Has the ever-expanding technology in new cars reached saturation?

Technology thrives in the automotive industry. Safety, performance and efficiency are improving in cars and trucks at a wickedly fast pace.

Mobile device connection to the Internet, navigation systems, emergency response systems and driving habit-monitoring devices has revolutionized the auto industry.

But as automakers continue to keep drivers connected in their vehicles at the same pace as when they’re not behind the wheel, is there reason for concern?

Is too much of good thing not so good? Or, have consumers gained more confidence that carmakers’ ever-advancing innovation overrides the need for technology distraction concerns?


Has the ever-expanding technology in new cars reached saturation?
Has the ever-expanding technology in new cars reached saturation?

According to Harris Interactive, the marketing research company in Rochester, N.Y., that conducts the annual AutoTECHCAST study, the answer has slightly shifted toward the later.

Still, distraction via in-car connectivity remains a concern.

The percentage of auto consumers experiencing a distracted driving experience dropped from 84 percent in 2012 to 82 percent in 2013, according to the Harris poll.

A similar study by the National Highway Transportation Safety Administration (NHTSA) in 2012 revealed concurring statistics. While driving distraction concern issues remain a major topic in the auto industry, there has been improvement. More public awareness, new driving laws and a greater appreciation on new technology are key reasons.

Among newer innovations, back-up camera (38% 2012, 47% 2013), adaptive Headlamps (31% 2012, 37% 2013), blind spot warning (29% 2012, 36% 2013), emergency front collision warning (25% 2012, 29% 2013) and surround view system (18% 2012, 28% 2013) have had the largest growth in important to consumers in the past year.

“While both the NHTSA report and the AutoTECHCAST study show declines in some distracted driving activities, there remains a long road ahead in the race to get distracted driving under control,” said Mike Chadsey, Vice President, Automotive Solutions Consultant, Harris Interactive. “However, it seems that the message is starting to get through to consumers, as fewer are reporting engaging in distracted driving activities.”

The Harris Interactive included decreases in several key activity areas: making a phone call (53% in 2012, 47% in 2013), receiving a phone call (59% in 2012, 53% in 2013), and reading a text message (25% in 2013, 23% in 2012).

Following the 2012 poll, Chadsey’s assessment was slightly different.

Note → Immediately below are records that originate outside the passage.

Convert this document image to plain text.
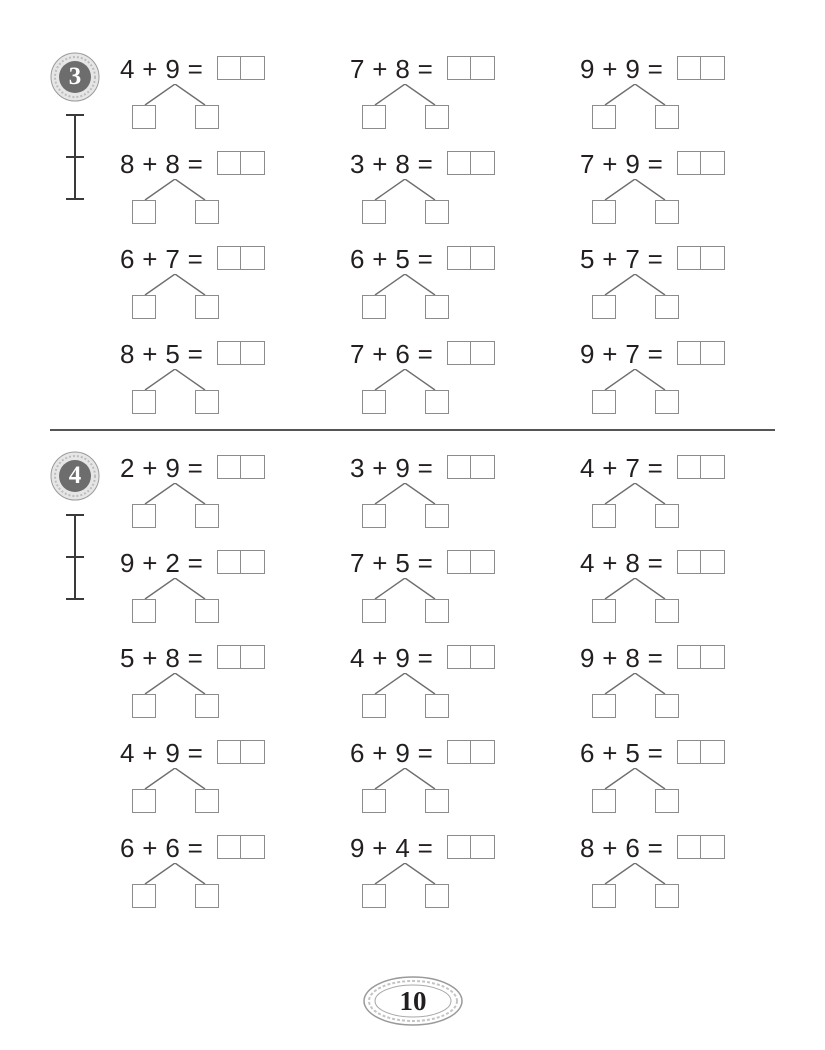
3	4 + 9 =	7 + 8 =	9 + 9 =
8 + 8 =	3 + 8 =	7 + 9 =
6 + 7 =	6 + 5 =	5 + 7 =
8 + 5 =	7 + 6 =	9 + 7 =
4	2 + 9 =	3 + 9 =	4 + 7 =
9 + 2 =	7 + 5 =	4 + 8 =
5 + 8 =	4 + 9 =	9 + 8 =
4 + 9 =	6 + 9 =	6 + 5 =
6 + 6 =	9 + 4 =	8 + 6 =
10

“The fear of technology distraction seems to outweigh the other perceived benefits of having in-car connectivity options,” he said “Carmakers should take note. Depending on the generation of their target market, in-car connectivity can have influence on the buying decision, but too much of a good thing may just be too much.”

Last April, the federal government expressed its concerns. It recommended to automakers a voluntary limit to technology in vehicles. The NHTSA stressed that drivers should remained focused on driving not technological wizardry.